By: Mark Fitzgerald
E.W. Scripps Co. reported Thursday that its total newspaper revenue for the second quarter fell 13% to $144, fueled by a 15% drop in ad revenue at papers managed solely by the Cincinnati-based publisher.
E.W. Scripps earlier this month spun off its lifestyle cable networks and online businesses into a new publicly traded company called Scripps Networks Interactive. The companies will begin reporting separate results in the third quarter of this year.
Scripps said classified newspaper advertising revenue fell 21% to $38.5 million. In a conference call, the head of its newspaper segment, Mark Contrares said real estate classified was down 39%, and help-wanted was down 29%.
“Local” advertising was down 13% to $30.8 million, Scripps said, with national down 20% to $6.7 million
Preprint and “other” ad revenue fell 7.9% to $35.9 million.
Online revenue, which Scripps includes in the preprint and other category, was $9.9 million, down 8.0% from the second quarter of 2007 on weakness in classified advertising categories.
Circulation revenue was $28.0 million, down 5.4%.
Profit at newspapers managed solely by Scripps fell to $19.1 million from $29.3 million in the year-ago quarter.
Scripps said its loss from its joint operating agreement (JOA) in Denver and newspaper partnerships increased to $2.7 million from a profit of $900,000 a year ago.
In a conference call, E.W. Scripps CFO Tim Stautberg said the company expects to have continuing losses from its JOA and partnerships in the third quarter.
E.W. Scripps had net debt of $51 million, he added.

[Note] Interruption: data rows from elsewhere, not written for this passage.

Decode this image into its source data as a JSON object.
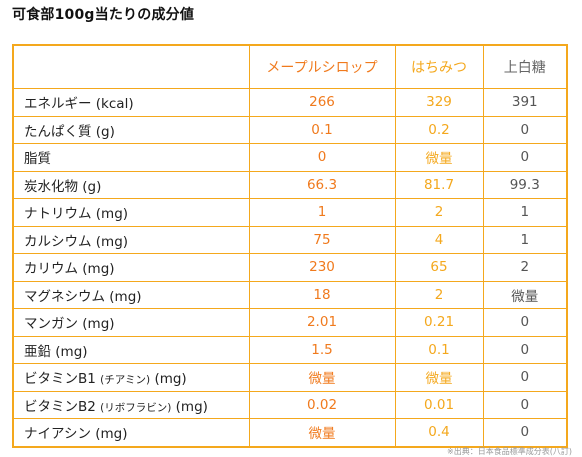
{
  "title": "可食部100g当たりの成分値",
  "columns": {
    "maple": "メープルシロップ",
    "honey": "はちみつ",
    "sugar": "上白糖"
  },
  "rows": [
    {
      "name": "エネルギー (kcal)",
      "maple": "266",
      "honey": "329",
      "sugar": "391"
    },
    {
      "name": "たんぱく質 (g)",
      "maple": "0.1",
      "honey": "0.2",
      "sugar": "0"
    },
    {
      "name": "脂質",
      "maple": "0",
      "honey": "微量",
      "sugar": "0"
    },
    {
      "name": "炭水化物 (g)",
      "maple": "66.3",
      "honey": "81.7",
      "sugar": "99.3"
    },
    {
      "name": "ナトリウム (mg)",
      "maple": "1",
      "honey": "2",
      "sugar": "1"
    },
    {
      "name": "カルシウム (mg)",
      "maple": "75",
      "honey": "4",
      "sugar": "1"
    },
    {
      "name": "カリウム (mg)",
      "maple": "230",
      "honey": "65",
      "sugar": "2"
    },
    {
      "name": "マグネシウム (mg)",
      "maple": "18",
      "honey": "2",
      "sugar": "微量"
    },
    {
      "name": "マンガン (mg)",
      "maple": "2.01",
      "honey": "0.21",
      "sugar": "0"
    },
    {
      "name": "亜鉛 (mg)",
      "maple": "1.5",
      "honey": "0.1",
      "sugar": "0"
    },
    {
      "name": "ビタミンB1",
      "note": "(チアミン)",
      "unit": "(mg)",
      "maple": "微量",
      "honey": "微量",
      "sugar": "0"
    },
    {
      "name": "ビタミンB2",
      "note": "(リボフラビン)",
      "unit": "(mg)",
      "maple": "0.02",
      "honey": "0.01",
      "sugar": "0"
    },
    {
      "name": "ナイアシン (mg)",
      "maple": "微量",
      "honey": "0.4",
      "sugar": "0"
    }
  ],
  "source": "※出典：日本食品標準成分表(八訂)"
}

Asked if Scripps will cut its dividend in the face of continuing weakness, Stautberg said its target is a payout of 50% of free cashflow. The company had anticipated a 70 cent- to 80 cent-per-share dividend, he said.
Contreras said Scripps anticipates its performance in the third quarter will be similar to Q2, while there will be a “very slight” improvement in the fourth quarter.